I’m trying to get a wildcard certificate for *.cryptoclimate.io and cryptoclimate.io, as described here, after making the mistake of getting only a certificate for *.cryptoclimate.io.
Due to TTLs or propagation (even though I set the TTL to the minimum 30s on Digital Ocean), it’s been a highly frustrating experience trying to get that wildcard cert over the past hour or so. Every single challenge fails, and I get different (old, like in this post) TXT values from online domain tools checkers vs. running nslookup locally vs. what certbot fails with.
Would it be possible to force a different hostname than _acme-challenge? That should avoid these caching and propagation problems.
The main thing that materially affects how fast you can complete a DNS challenge is how quickly Digital Ocean pushes updates out to its own nameservers.
Last I checked, they are pretty fast about it. I think your problem is elsewhere if things are taking an hour.
Being able to control the _acme-challenge label will not change anything in your situation. Zone updates are not pushed out any quicker on the basis of what the actual change is - it’s opaque.
Regarding TTLs, Let’s Encrypt currently observes TTLs up to a maximum of 60 seconds. That is the worst case delay that can be caused by TTL/caching. You are free to set a TTL of 0 or 1 seconds.
All you need is one wildcard cert. So you had it right in the first place, then messed it up. Make sure that you have 2 txt records. Don’t delete the first one to create the second one. The ttl should not make any difference at all.
It's a small RESTful DNS server that works with certbot and other clients. once you set it up and forward the _acme-challenge record to it, you never have to touch the main DNS servers again. you can control all your LetsEncrypt validations through it.
A few years ago I had similar problems with namecheap's DNS. Even with a 60s TTL, it could take 10-30 minutes for things to clear; other times it was fine.
After a lot of experimentation, I eventually concluded they had multi-level read-through cache installed. (It could have been something else, but it behaved like a multi-level read through cache.) While the TTL on the record was 60s, their internal cache seemed to have a 5 or 10 minute storage time, which wasn't cleared with an update. When I tried to complete a challenge, LetsEncrypt might talk to a DNS server with the 60s timeout that has a local cache, or trigger an internal distributed cache lookup between 60s and 300s, or trigger a new internal datastore lookup. Every subsequent attempt was the same - either returning one of 2 possible stale values or doing a read-through cache on the new value.

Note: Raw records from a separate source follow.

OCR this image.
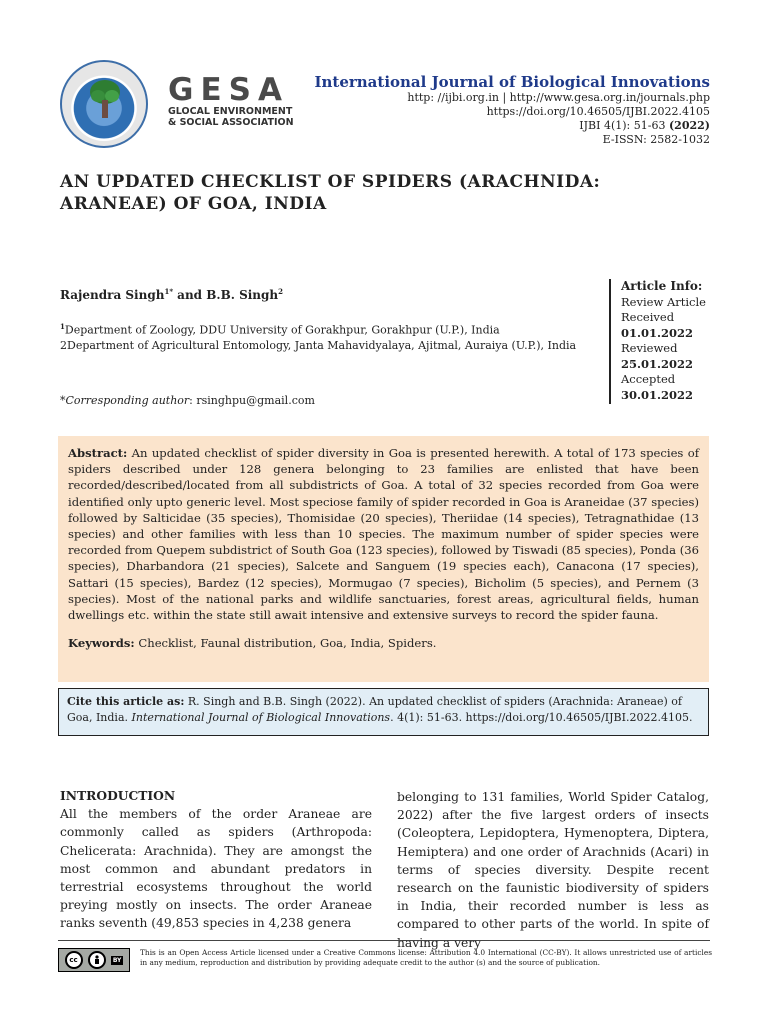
GESA
GLOCAL ENVIRONMENT
& SOCIAL ASSOCIATION
International Journal of Biological Innovations
http: //ijbi.org.in | http://www.gesa.org.in/journals.php
https://doi.org/10.46505/IJBI.2022.4105
IJBI 4(1): 51-63 (2022)
E-ISSN: 2582-1032
AN UPDATED CHECKLIST OF SPIDERS (ARACHNIDA: ARANEAE) OF GOA, INDIA
Rajendra Singh$^{1*}$ and B.B. Singh$^2$
$^1$Department of Zoology, DDU University of Gorakhpur, Gorakhpur (U.P.), India
2Department of Agricultural Entomology, Janta Mahavidyalaya, Ajitmal, Auraiya (U.P.), India
*Corresponding author: rsinghpu@gmail.com
Article Info:
Review Article
Received
01.01.2022
Reviewed
25.01.2022
Accepted
30.01.2022
Abstract: An updated checklist of spider diversity in Goa is presented herewith. A total of 173 species of spiders described under 128 genera belonging to 23 families are enlisted that have been recorded/described/located from all subdistricts of Goa. A total of 32 species recorded from Goa were identified only upto generic level. Most speciose family of spider recorded in Goa is Araneidae (37 species) followed by Salticidae (35 species), Thomisidae (20 species), Theriidae (14 species), Tetragnathidae (13 species) and other families with less than 10 species. The maximum number of spider species were recorded from Quepem subdistrict of South Goa (123 species), followed by Tiswadi (85 species), Ponda (36 species), Dharbandora (21 species), Salcete and Sanguem (19 species each), Canacona (17 species), Sattari (15 species), Bardez (12 species), Mormugao (7 species), Bicholim (5 species), and Pernem (3 species). Most of the national parks and wildlife sanctuaries, forest areas, agricultural fields, human dwellings etc. within the state still await intensive and extensive surveys to record the spider fauna.
Keywords: Checklist, Faunal distribution, Goa, India, Spiders.
Cite this article as: R. Singh and B.B. Singh (2022). An updated checklist of spiders (Arachnida: Araneae) of Goa, India. International Journal of Biological Innovations. 4(1): 51-63. https://doi.org/10.46505/IJBI.2022.4105.
INTRODUCTION
All the members of the order Araneae are commonly called as spiders (Arthropoda: Chelicerata: Arachnida). They are amongst the most common and abundant predators in terrestrial ecosystems throughout the world preying mostly on insects. The order Araneae ranks seventh (49,853 species in 4,238 genera
belonging to 131 families, World Spider Catalog, 2022) after the five largest orders of insects (Coleoptera, Lepidoptera, Hymenoptera, Diptera, Hemiptera) and one order of Arachnids (Acari) in terms of species diversity. Despite recent research on the faunistic biodiversity of spiders in India, their recorded number is less as compared to other parts of the world. In spite of having a very
cc	BY
This is an Open Access Article licensed under a Creative Commons license: Attribution 4.0 International (CC-BY). It allows unrestricted use of articles in any medium, reproduction and distribution by providing adequate credit to the author (s) and the source of publication.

At that point, I just said "fork it" and migrated everything to acme-dns.
DigitalOcean uses Cloudflare DNS Firewall, which has configurable edge caching. So there probably are multiple layers of caching involved. I don’t know if DigitalOcean has published the details.
Then I simply waited an hour from adding the TXT record to pressing Enter to preform each challenge, and that worked. After two hours, I have my wildcart cert . So I think the problem was with DigitalOcean's caching.
Allowing _acme-challenge to be changed is extremely dangerous. Let’s say a malicious actor gets access to set a limited number of txt records, but _acme-challenge isn’t one of them. They could get still get a wildcard cert, and if they disguised it as something technical you might not notice.